The Scottish Mail on Sunday

RENNIE HOPES FOR A MIRACLE AGAINST SALE

- By Calum Crowe

DAVE RENNIE has vowed to throw the kitchen sink at Sale Sharks next week as Glasgow Warriors attempt mission impossible in Manchester.

After yesterday’s dramatic draw at home to Exeter Chiefs in the Heineken Champions

Cup, Glasgow’s European hopes are hanging by a thread.

They needed a bonus-point victory, although the three points they secured yesterday does at least give them half a chance ahead of next Saturday’s final Pool Two clash.

Warriors are reliant on results elsewhere, with a five-point haul against Sale now a necessity to give them any chance whatsoever of progressio­n.

Whilst admitting that his team now require favours from other sides in the battle to finish as one of the best-placed runners-up, Rennie refused to throw in the towel.

‘We’re disappoint­ed because we did enough to get five points,’ he said. ‘We’ll see what happens in the other games and find out what we need to do next week.

‘The chances are slim but Gloucester are one of the other sides in there and they’ve got to play Toulouse away next week. Northampto­n have to go to Lyon.

‘We might need someone to do us a favour to go through but we’ll throw everything at Sale.’

Rennie was proud of his players, who caused plenty of problems for an Exeter team who sit top of the English Premiershi­p and are cruising through to the quarter-finals of the Champions Cup.

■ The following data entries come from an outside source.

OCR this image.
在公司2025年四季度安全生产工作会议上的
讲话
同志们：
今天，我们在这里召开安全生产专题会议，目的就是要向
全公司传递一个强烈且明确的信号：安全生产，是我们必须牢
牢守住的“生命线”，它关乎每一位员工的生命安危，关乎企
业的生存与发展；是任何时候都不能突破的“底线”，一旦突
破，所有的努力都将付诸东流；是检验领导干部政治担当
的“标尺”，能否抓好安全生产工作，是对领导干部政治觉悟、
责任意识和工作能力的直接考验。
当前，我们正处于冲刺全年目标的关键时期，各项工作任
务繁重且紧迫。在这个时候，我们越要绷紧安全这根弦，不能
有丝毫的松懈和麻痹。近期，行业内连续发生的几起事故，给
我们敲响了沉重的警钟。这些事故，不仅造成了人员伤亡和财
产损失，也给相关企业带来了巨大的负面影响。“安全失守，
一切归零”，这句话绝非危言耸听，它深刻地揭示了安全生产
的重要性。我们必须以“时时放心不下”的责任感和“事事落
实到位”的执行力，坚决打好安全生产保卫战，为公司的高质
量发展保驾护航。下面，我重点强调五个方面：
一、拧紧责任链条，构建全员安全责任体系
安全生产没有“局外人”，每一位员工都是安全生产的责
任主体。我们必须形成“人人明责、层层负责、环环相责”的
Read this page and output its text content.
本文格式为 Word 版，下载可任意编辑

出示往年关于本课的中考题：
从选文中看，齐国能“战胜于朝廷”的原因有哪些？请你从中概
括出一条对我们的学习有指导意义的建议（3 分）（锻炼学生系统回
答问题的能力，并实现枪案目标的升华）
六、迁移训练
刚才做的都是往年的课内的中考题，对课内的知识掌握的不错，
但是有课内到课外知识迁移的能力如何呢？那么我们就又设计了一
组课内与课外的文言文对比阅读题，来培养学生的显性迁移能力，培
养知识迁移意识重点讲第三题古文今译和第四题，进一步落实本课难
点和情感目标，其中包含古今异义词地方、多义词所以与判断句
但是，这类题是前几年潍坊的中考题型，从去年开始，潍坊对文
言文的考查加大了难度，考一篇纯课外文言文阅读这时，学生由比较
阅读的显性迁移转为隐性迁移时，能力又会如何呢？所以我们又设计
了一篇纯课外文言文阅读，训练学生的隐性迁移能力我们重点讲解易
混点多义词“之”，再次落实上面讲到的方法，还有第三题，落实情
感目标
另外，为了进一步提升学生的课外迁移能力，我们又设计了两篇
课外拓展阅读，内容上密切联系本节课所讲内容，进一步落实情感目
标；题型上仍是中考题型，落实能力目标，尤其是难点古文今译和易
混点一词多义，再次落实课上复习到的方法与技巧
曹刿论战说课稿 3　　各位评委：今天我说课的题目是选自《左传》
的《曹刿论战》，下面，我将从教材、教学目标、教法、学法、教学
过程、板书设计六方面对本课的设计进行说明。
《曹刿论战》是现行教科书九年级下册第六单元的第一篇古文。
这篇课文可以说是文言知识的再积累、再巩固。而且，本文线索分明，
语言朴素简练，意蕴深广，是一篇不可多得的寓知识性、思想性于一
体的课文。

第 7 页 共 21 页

He was, though, rather miffed at some of the decisions that went against his team from French referee Romain Poite.

Warriors had Callum Gibbins and Fraser Brown sent to the sin bin, with Poite also very lenient towards Exeter in the scrum.

On the Gibbins yellow card for a perceived elbow to the head of Jacques Vermeulen, he said: ‘It wasn’t clear to me. It’s a collision which you have all the time.

‘The ruck area was messy. They were allowed to stand up as tacklers and loiter. We’ll have a look and give the ref feedback.’